Au V° siècle, Saint Marcel, évêque de Die dans la Drôme, revenant d'un pélerinage à Rome, fit étape au monastère de Saint-Maurice, entre Aups et Barjols, où il trouva la mort.
Avec le temps, le monastère fut déserté par ses moines et tomba en ruines. Seul un fidèle religieux resta pour veiller les restes de l'évêque.
Une nuit, Saint Marcel apparut au gardien solitaire et lui demanda que ses restes fussent transférés dans un lieu "plus religieux". Le gardien fit part de son songe au chapitre de Barjols et à celui d'Aups.
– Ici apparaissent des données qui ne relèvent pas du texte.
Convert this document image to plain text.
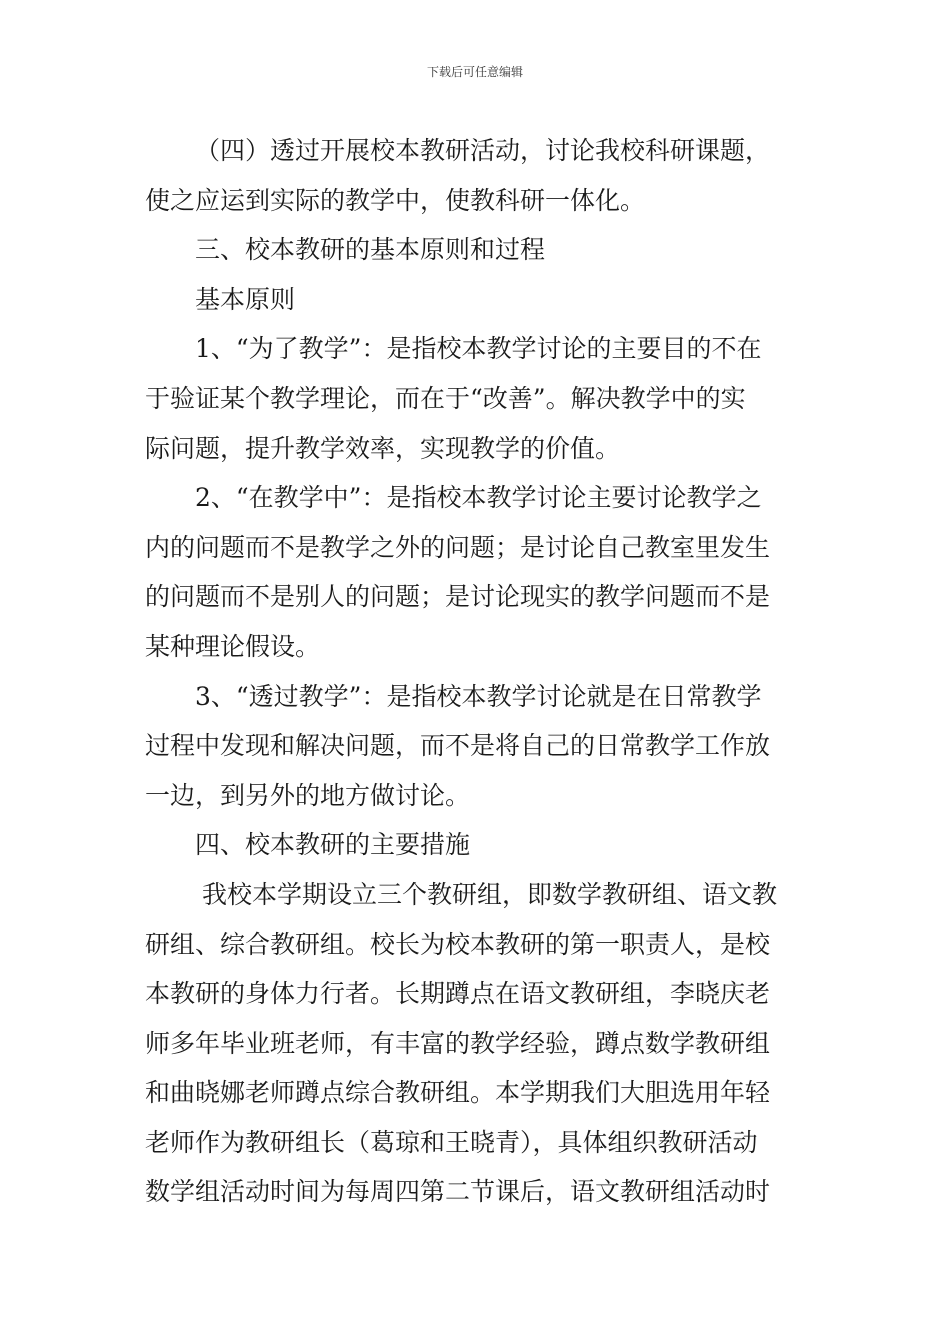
下载后可任意编辑
（四）透过开展校本教研活动，讨论我校科研课题，
使之应运到实际的教学中，使教科研一体化。
三、校本教研的基本原则和过程
基本原则
1、“为了教学”：是指校本教学讨论的主要目的不在
于验证某个教学理论，而在于“改善”。解决教学中的实
际问题，提升教学效率，实现教学的价值。
2、“在教学中”：是指校本教学讨论主要讨论教学之
内的问题而不是教学之外的问题；是讨论自己教室里发生
的问题而不是别人的问题；是讨论现实的教学问题而不是
某种理论假设。
3、“透过教学”：是指校本教学讨论就是在日常教学
过程中发现和解决问题，而不是将自己的日常教学工作放
一边，到另外的地方做讨论。
四、校本教研的主要措施
我校本学期设立三个教研组，即数学教研组、语文教
研组、综合教研组。校长为校本教研的第一职责人，是校
本教研的身体力行者。长期蹲点在语文教研组，李晓庆老
师多年毕业班老师，有丰富的教学经验，蹲点数学教研组
和曲晓娜老师蹲点综合教研组。本学期我们大胆选用年轻
老师作为教研组长（葛琼和王晓青），具体组织教研活动
数学组活动时间为每周四第二节课后，语文教研组活动时
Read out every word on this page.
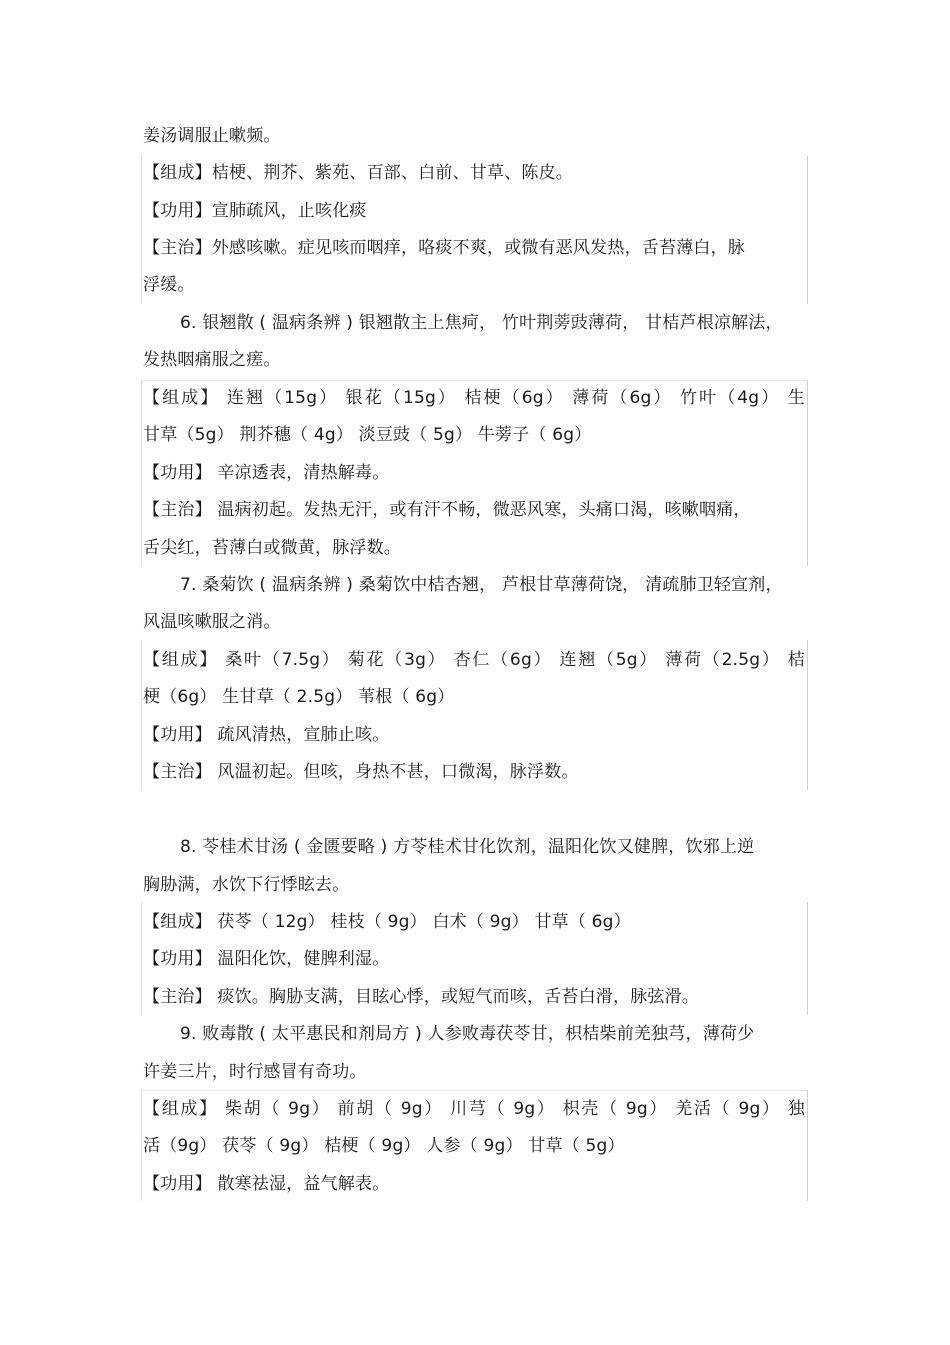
姜汤调服止嗽频。
【组成】桔梗、荆芥、紫苑、百部、白前、甘草、陈皮。
【功用】宣肺疏风，止咳化痰
【主治】外感咳嗽。症见咳而咽痒，咯痰不爽，或微有恶风发热，舌苔薄白，脉
浮缓。
6. 银翘散 ( 温病条辨 ) 银翘散主上焦疴， 竹叶荆蒡豉薄荷， 甘桔芦根凉解法，
发热咽痛服之瘥。
【组成】 连翘（15g） 银花（15g） 桔梗（6g） 薄荷（6g） 竹叶（4g） 生
甘草（5g） 荆芥穗（ 4g） 淡豆豉（ 5g） 牛蒡子（ 6g）
【功用】 辛凉透表，清热解毒。
【主治】 温病初起。发热无汗，或有汗不畅，微恶风寒，头痛口渴，咳嗽咽痛，
舌尖红，苔薄白或微黄，脉浮数。
7. 桑菊饮 ( 温病条辨 ) 桑菊饮中桔杏翘， 芦根甘草薄荷饶， 清疏肺卫轻宣剂，
风温咳嗽服之消。
【组成】 桑叶（7.5g） 菊花（3g） 杏仁（6g） 连翘（5g） 薄荷（2.5g） 桔
梗（6g） 生甘草（ 2.5g） 苇根（ 6g）
【功用】 疏风清热，宣肺止咳。
【主治】 风温初起。但咳，身热不甚，口微渴，脉浮数。
8. 苓桂术甘汤 ( 金匮要略 ) 方苓桂术甘化饮剂，温阳化饮又健脾，饮邪上逆
胸胁满，水饮下行悸眩去。
【组成】 茯苓（ 12g） 桂枝（ 9g） 白术（ 9g） 甘草（ 6g）
【功用】 温阳化饮，健脾利湿。
【主治】 痰饮。胸胁支满，目眩心悸，或短气而咳，舌苔白滑，脉弦滑。
9. 败毒散 ( 太平惠民和剂局方 ) 人参败毒茯苓甘，枳桔柴前羌独芎，薄荷少
许姜三片，时行感冒有奇功。
【组成】 柴胡（ 9g） 前胡（ 9g） 川芎（ 9g） 枳壳（ 9g） 羌活（ 9g） 独
活（9g） 茯苓（ 9g） 桔梗（ 9g） 人参（ 9g） 甘草（ 5g）
【功用】 散寒祛湿，益气解表。
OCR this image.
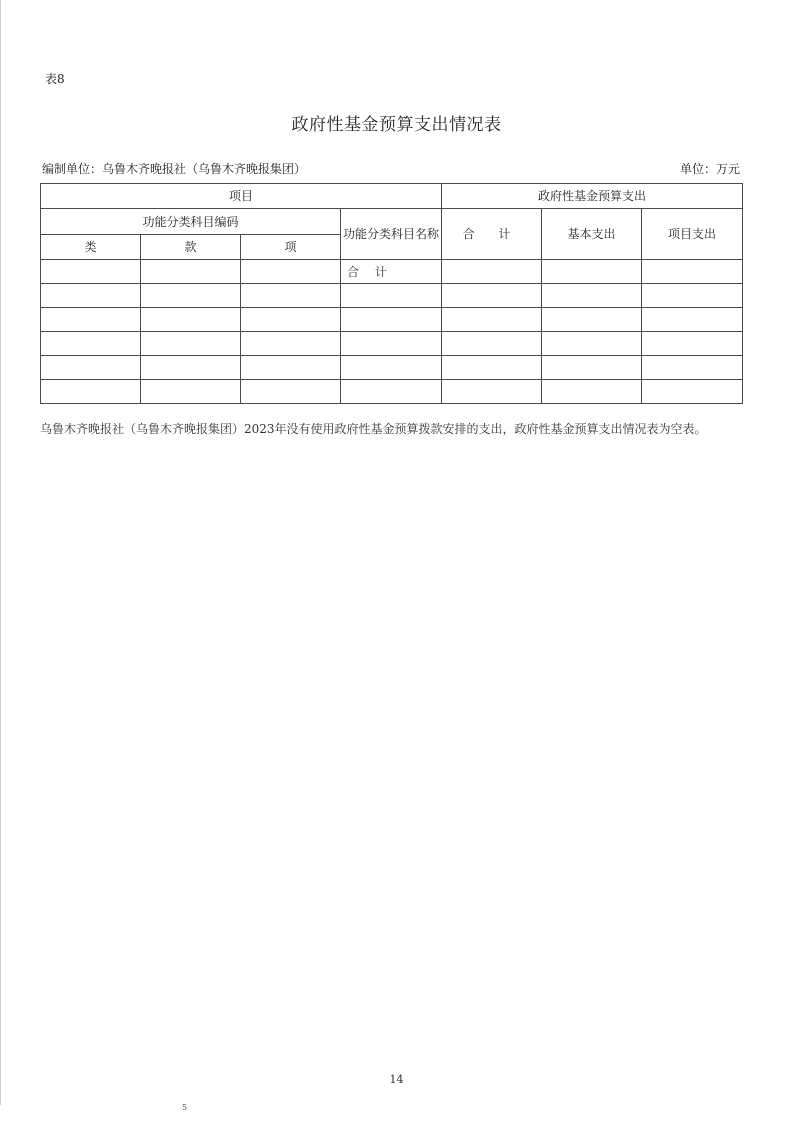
表8
政府性基金预算支出情况表
编制单位：乌鲁木齐晚报社（乌鲁木齐晚报集团）	单位：万元
项目				政府性基金预算支出		
功能分类科目编码			功能分类科目名称	合 计	基本支出	项目支出
类	款	项				
			合 计			

乌鲁木齐晚报社（乌鲁木齐晚报集团）2023年没有使用政府性基金预算拨款安排的支出，政府性基金预算支出情况表为空表。
14
5
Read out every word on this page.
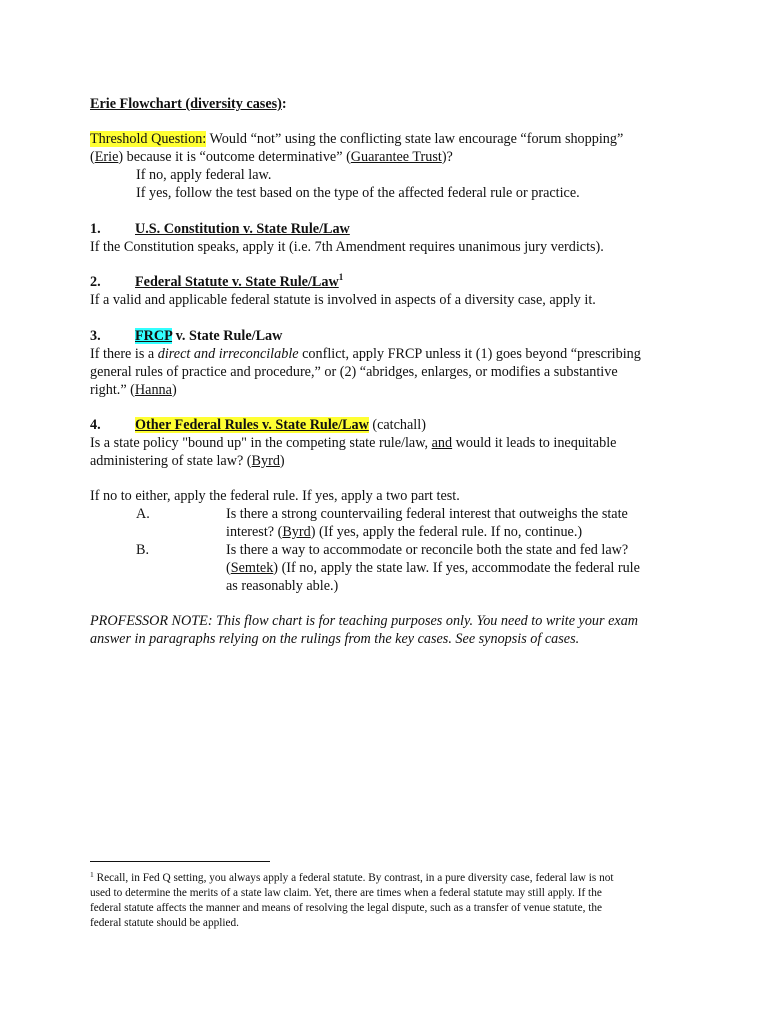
Erie Flowchart (diversity cases):
Threshold Question: Would “not” using the conflicting state law encourage “forum shopping”
(Erie) because it is “outcome determinative” (Guarantee Trust)?
If no, apply federal law.
If yes, follow the test based on the type of the affected federal rule or practice.
1. U.S. Constitution v. State Rule/Law
If the Constitution speaks, apply it (i.e. 7th Amendment requires unanimous jury verdicts).
2. Federal Statute v. State Rule/Law$^1$
If a valid and applicable federal statute is involved in aspects of a diversity case, apply it.
3. FRCP v. State Rule/Law
If there is a direct and irreconcilable conflict, apply FRCP unless it (1) goes beyond “prescribing
general rules of practice and procedure,” or (2) “abridges, enlarges, or modifies a substantive
right.” (Hanna)
4. Other Federal Rules v. State Rule/Law (catchall)
Is a state policy "bound up" in the competing state rule/law, and would it leads to inequitable
administering of state law? (Byrd)
If no to either, apply the federal rule. If yes, apply a two part test.
A.	Is there a strong countervailing federal interest that outweighs the state
interest? (Byrd) (If yes, apply the federal rule. If no, continue.)
B.	Is there a way to accommodate or reconcile both the state and fed law?
(Semtek) (If no, apply the state law. If yes, accommodate the federal rule
as reasonably able.)
PROFESSOR NOTE: This flow chart is for teaching purposes only. You need to write your exam
answer in paragraphs relying on the rulings from the key cases. See synopsis of cases.
$^1$ Recall, in Fed Q setting, you always apply a federal statute. By contrast, in a pure diversity case, federal law is not
used to determine the merits of a state law claim. Yet, there are times when a federal statute may still apply. If the
federal statute affects the manner and means of resolving the legal dispute, such as a transfer of venue statute, the
federal statute should be applied.
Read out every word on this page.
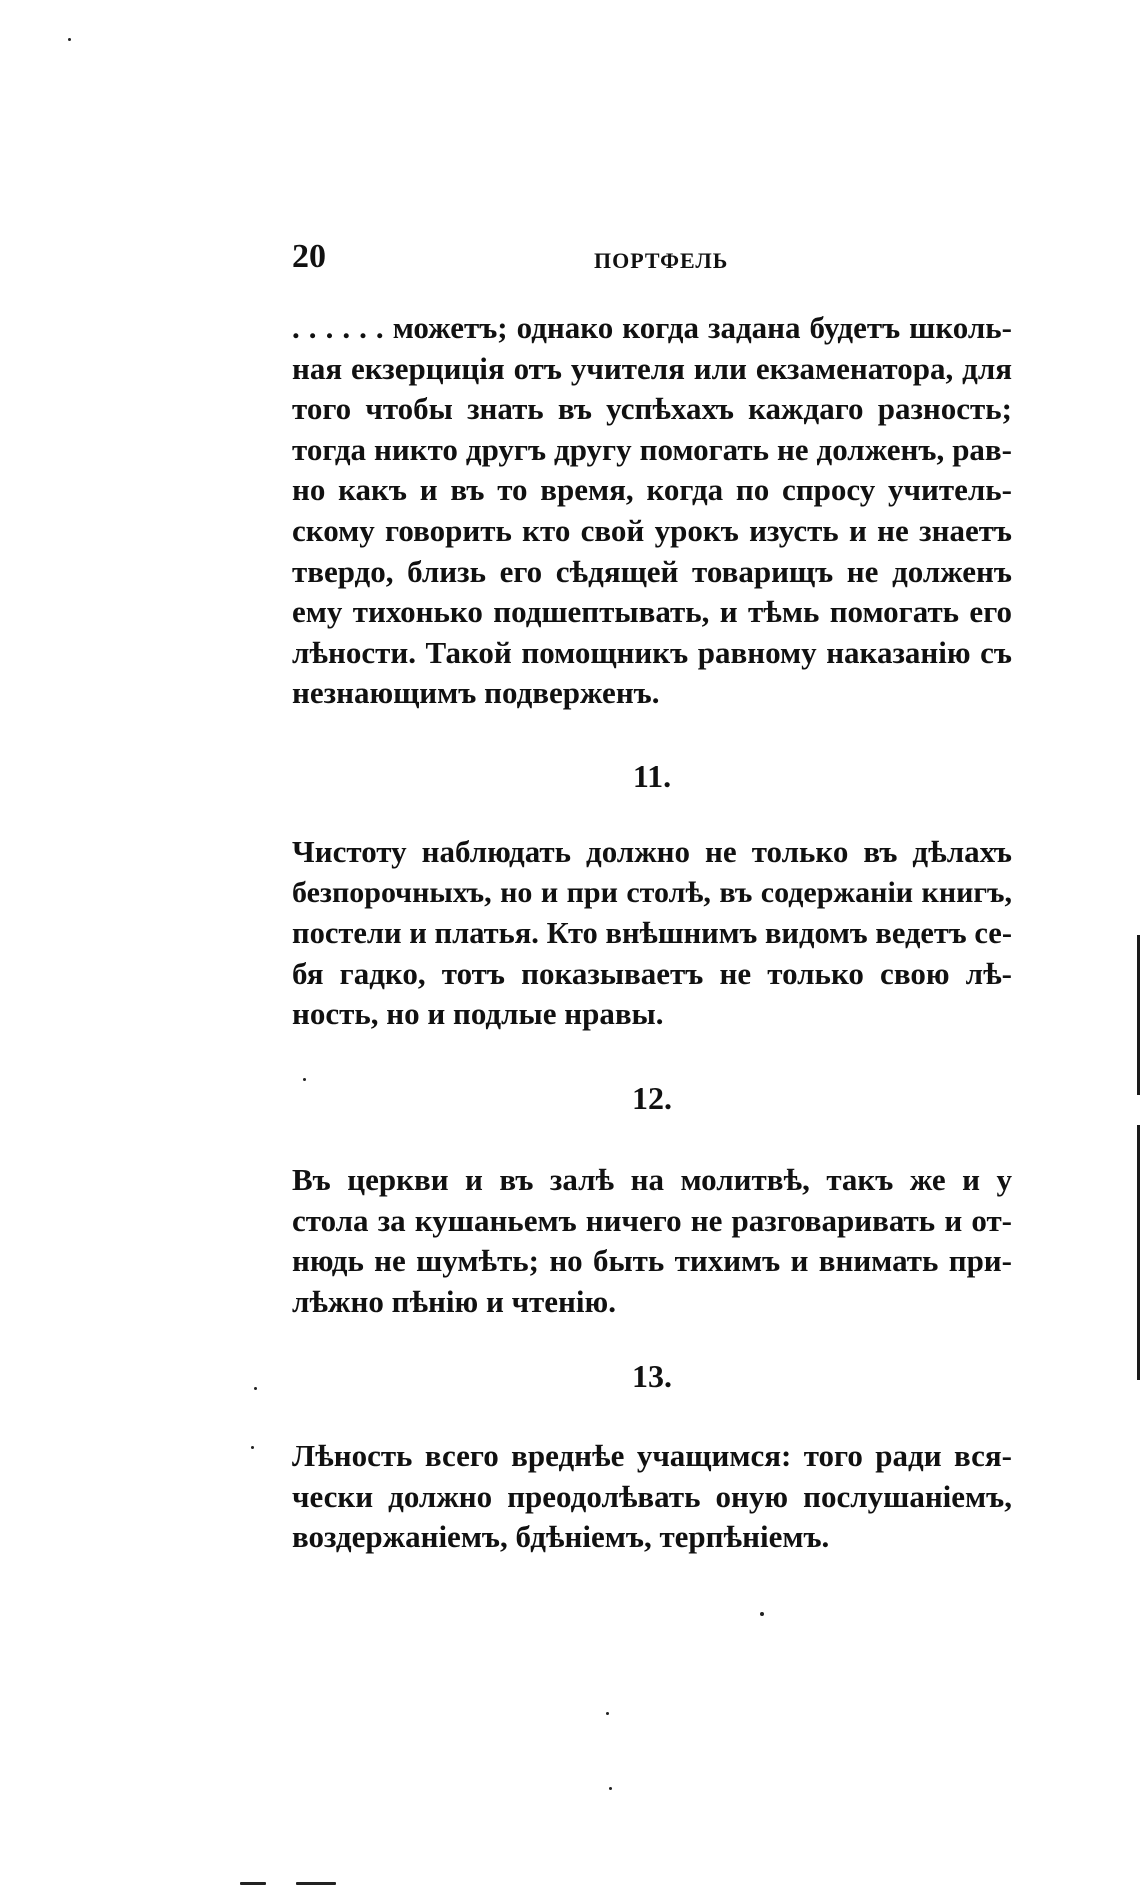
20	ПОРТФЕЛЬ
. . . . . . можетъ; однако когда задана будетъ школь-
ная екзерцицiя отъ учителя или екзаменатора, для
того чтобы знать въ успѣхахъ каждаго разность;
тогда никто другъ другу помогать не долженъ, рав-
но какъ и въ то время, когда по спросу учитель-
скому говорить кто свой урокъ изусть и не знаетъ
твердо, близь его сѣдящей товарищъ не долженъ
ему тихонько подшептывать, и тѣмь помогать его
лѣности. Такой помощникъ равному наказанiю съ
незнающимъ подверженъ.
11.
Чистоту наблюдать должно не только въ дѣлахъ
безпорочныхъ, но и при столѣ, въ содержанiи книгъ,
постели и платья. Кто внѣшнимъ видомъ ведетъ се-
бя гадко, тотъ показываетъ не только свою лѣ-
ность, но и подлые нравы.
12.
Въ церкви и въ залѣ на молитвѣ, такъ же и у
стола за кушаньемъ ничего не разговаривать и от-
нюдь не шумѣть; но быть тихимъ и внимать при-
лѣжно пѣнiю и чтенiю.
13.
Лѣность всего вреднѣе учащимся: того ради вся-
чески должно преодолѣвать оную послушанiемъ,
воздержанiемъ, бдѣнiемъ, терпѣнiемъ.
Une querelle naquit : Barjols et Aups revendiquant l'honneur de posséder les restes du saint. On décida alors de faire trancher le litige par le Comte de Provence de passage à Brignoles. Celui-ci conseilla aux antagonistes de mesurer la distance qui séparait le monastère de St-Maurice de chaque collégiale. Mais les Barjolais, sur le conseil de leurs amis de Tavernes, appelés depuis ce jour mémorable les «Avocats», s'emparèrent des reliques du Saint et regagnirent Barjols. Cela se passait le 17 janvier 1350.
Or chaque année à cette date un bœuf était sacrifié à Barjols. Cette coutume rappelait la joie des Barjolais lorsque quelques années auparavant, un bœuf les avait sauvés d'une atroce famine. Les tripes fumantes de l'animal, recueillies dans des corbeilles, étaient distribuées, parmi les chants et les danses, à toute la population du village. Au milieu de ce festin bizarre, les ravisseurs des reliques du saint surgirent, ajoutant à la liesse générale. Et c'est tous ensemble qu'ils rejoignirent la Collégiale en de joyeuses farandoles, mélangeant le profane et le sacré. Les Barjolais, ivres de joie, se mirent à sauter dans l'église en chantant : San Macéu, Sant Macèu, li tripeto, li tripeto... La danse des tripettes venait de naître ! Quant au boeuf, il entrait ainsi dans la légende et son sacrifice a tout naturellement été identifié au culte des reliques de Saint Marcel.